Der 3. Februar 1990 sollte am bayerisch/tschechoslowakischen
Grenzübergang Bayerisch Eisenstein/Železná Ruda nicht nur für
den Beginn einer besseren politischen Zukunft in Europa Symbolkraft
besitzen, sondern auch der grenzübergreifenden archäologischen
Zusammenarbeit wichtige Impulse verleihen. An diesem Tag war
es erstmals seit Jahrzehnten möglich, die Grenze ohne Visum
zu überschreiten, und eine zwischen den beiden Grenzorten gebildete
Menschenkette sollte symbolisch die über Jahrzehnte unterbrochene
und nur unter erheblichem bürokratischem Aufwand zu überwindende
Hürde zwischen den Menschen diesseits und jenseits des damaligen
Eisernen Vorhangs wenigstens für einige Stunden vergessen lassen.
Die eintägige Grenzöffnung war der Vorbote für die endgültige
Aufhebung der Visumpflicht am 1. Juli desselben Jahres.
Vor der Kirche in Železná Ruda. Von
links: Waldemar Procher (damals Mitarbeiter der Kreisarchäologie
Deggendorf), Dr. Bernd Engelhardt (Bayerisches Landesamt
für Denkmalpflege Landshut), Roman Kobeda (Pilsen/Plzeň),
Dr. Karl Schmotz (Kreisarchäologie Deggendorf). |
Aus dieser Menschenkette heraus entwickelte sich in beide Richtungen
eine Wanderung unübersehbarer Massen, an der auch drei Archäologen
teilnahmen, die sich, geleitet vom Gespür für ein bedeutendes
historisches Ereignis, zur Teilnahme entschlossen hatten: Dr.

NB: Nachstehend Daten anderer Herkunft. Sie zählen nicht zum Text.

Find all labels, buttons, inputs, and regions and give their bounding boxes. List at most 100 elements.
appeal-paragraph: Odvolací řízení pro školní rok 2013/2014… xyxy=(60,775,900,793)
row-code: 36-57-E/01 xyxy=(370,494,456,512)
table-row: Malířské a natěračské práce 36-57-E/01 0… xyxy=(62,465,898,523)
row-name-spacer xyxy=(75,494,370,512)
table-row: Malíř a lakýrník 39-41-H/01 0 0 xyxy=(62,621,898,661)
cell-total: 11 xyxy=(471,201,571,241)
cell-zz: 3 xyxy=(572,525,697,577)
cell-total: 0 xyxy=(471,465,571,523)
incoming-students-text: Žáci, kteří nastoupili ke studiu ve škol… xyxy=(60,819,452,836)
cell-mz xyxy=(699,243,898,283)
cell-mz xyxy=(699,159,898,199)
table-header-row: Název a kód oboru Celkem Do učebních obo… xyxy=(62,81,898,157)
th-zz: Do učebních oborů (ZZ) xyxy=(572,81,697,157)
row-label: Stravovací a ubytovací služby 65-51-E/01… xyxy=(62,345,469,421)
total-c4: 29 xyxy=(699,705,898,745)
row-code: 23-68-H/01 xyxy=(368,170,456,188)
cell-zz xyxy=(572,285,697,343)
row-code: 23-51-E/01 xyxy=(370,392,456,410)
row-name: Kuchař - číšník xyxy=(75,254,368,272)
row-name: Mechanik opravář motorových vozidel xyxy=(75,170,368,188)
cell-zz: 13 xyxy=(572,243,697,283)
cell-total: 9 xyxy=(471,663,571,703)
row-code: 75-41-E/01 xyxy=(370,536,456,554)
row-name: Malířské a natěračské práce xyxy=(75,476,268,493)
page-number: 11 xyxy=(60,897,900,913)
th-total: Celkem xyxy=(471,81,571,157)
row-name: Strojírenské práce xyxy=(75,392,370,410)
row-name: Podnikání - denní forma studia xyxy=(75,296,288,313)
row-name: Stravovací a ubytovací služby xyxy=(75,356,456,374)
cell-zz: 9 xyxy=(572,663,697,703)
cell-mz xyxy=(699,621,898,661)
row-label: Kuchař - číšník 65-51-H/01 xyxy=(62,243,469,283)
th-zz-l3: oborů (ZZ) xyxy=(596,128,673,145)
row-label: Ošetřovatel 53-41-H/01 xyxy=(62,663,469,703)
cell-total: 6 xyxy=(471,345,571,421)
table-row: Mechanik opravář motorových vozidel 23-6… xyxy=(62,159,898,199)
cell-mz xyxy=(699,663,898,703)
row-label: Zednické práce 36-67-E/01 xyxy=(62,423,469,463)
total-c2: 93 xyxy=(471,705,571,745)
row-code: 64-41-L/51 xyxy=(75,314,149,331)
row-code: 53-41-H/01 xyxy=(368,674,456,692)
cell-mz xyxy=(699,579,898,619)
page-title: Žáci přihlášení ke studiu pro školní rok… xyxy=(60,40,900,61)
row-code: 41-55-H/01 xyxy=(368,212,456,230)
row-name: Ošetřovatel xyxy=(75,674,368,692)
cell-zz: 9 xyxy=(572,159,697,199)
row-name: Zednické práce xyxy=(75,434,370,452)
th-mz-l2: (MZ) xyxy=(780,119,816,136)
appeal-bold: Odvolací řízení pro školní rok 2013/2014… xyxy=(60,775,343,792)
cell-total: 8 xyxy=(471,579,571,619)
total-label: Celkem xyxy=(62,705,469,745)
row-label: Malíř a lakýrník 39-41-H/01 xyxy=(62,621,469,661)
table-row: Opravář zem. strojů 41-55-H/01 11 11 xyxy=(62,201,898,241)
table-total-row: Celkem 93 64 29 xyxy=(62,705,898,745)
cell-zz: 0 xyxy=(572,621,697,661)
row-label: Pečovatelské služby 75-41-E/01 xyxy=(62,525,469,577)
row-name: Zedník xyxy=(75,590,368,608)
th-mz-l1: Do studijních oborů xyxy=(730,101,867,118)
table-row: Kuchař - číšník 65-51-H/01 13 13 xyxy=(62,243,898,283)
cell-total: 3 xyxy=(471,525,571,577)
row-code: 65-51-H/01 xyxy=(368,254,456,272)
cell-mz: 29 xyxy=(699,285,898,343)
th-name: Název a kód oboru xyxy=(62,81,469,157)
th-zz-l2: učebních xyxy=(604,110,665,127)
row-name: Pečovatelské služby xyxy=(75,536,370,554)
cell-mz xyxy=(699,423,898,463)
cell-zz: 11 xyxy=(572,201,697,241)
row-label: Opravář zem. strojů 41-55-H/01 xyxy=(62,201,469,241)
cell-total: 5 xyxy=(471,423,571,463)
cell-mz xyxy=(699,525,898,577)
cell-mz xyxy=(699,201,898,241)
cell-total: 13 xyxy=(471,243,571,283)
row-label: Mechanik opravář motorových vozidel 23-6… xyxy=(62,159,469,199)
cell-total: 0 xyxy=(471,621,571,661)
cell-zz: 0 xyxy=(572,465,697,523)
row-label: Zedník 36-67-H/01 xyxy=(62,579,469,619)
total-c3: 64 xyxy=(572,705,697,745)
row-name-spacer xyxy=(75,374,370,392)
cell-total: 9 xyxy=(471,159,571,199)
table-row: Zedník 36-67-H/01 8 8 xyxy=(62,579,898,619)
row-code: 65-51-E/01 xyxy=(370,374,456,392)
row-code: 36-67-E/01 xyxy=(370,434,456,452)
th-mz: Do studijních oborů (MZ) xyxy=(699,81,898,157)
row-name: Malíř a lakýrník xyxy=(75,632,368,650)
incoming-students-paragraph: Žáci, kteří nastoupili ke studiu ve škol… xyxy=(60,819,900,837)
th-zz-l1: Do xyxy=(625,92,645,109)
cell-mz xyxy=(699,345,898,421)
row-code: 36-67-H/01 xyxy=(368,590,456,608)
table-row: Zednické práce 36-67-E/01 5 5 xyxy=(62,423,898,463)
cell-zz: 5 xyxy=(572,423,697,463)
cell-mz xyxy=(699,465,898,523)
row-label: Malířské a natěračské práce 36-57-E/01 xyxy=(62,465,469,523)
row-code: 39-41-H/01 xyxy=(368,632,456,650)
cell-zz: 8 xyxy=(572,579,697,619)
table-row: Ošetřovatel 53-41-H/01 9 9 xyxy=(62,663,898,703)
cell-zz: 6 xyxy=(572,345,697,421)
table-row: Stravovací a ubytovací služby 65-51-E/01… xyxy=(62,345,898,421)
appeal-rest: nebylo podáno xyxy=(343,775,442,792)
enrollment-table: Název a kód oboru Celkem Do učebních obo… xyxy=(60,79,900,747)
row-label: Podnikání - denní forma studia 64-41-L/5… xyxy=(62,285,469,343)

Antonín Beneš (Pilsen/Plzeň), Dr. Bernd Engelhardt (Landshut)
und Dr. Karl Schmotz (Deggendorf). Während des Fußmarsches entstand
ganz spontan die Idee einer grenzüberschreitenden Zusammenarbeit
in Form einer Arbeitsgemeinschaft. Bedingt durch den damals herrschenden
Trubel wurde es allerdings versäumt, den genauen Zeitpunkt der
„Gründung“ dieser Arbeitsgemeinschaft festzuhalten, es dürfte
aber der Nachmittag gewesen sein. Vorgesehen war eine intensivere
Zusammenarbeit zwischen jenen Kolleginnen und Kollegen, die entweder
in den damaligen Verwaltungsbezirken West- und Südböhmen sowie
dem aus den Regierungsbezirken Niederbayern und Oberpfalz gebildeten
Ostbayern lebten und arbeiteten oder die sich von außerhalb mit
Problemen der vor- und frühgeschichtlichen Archäologie dieser
Räume beschäftigten.
Selbstverständlich gab es auch während der vielen Jahre der
Teilung Europas in Folge des Zweiten Weltkrieges fachliche und
daraus resultierend persönliche Beziehungen über die hermetisch
abgeriegelte Grenze hinweg. Gegenseitige Besuche waren zwar möglich,
doch standen sie immer unter staatlicher Kontrolle und bedurften
der Genehmigung. Aus diesem Grund blieben die Kontakte auf ein
Minimum beschränkt, denn im Westen bestand wenig Neigung, in
nach unserem Verständnis „unfreie“ Länder zu reisen. Trotzdem
pflegten wir unsere fachlichen Kontakte sowohl durch private
Besuche als auch durch Einladungen östlicher Kollegen in den
Westen und durch Austausch von Literatur. Ohne die bereits vor
1989 entstandenen und gepflegten Verbindungen wäre es wahrscheinlich
nie zur Gründung der Arbeitsgemeinschaft gekommen.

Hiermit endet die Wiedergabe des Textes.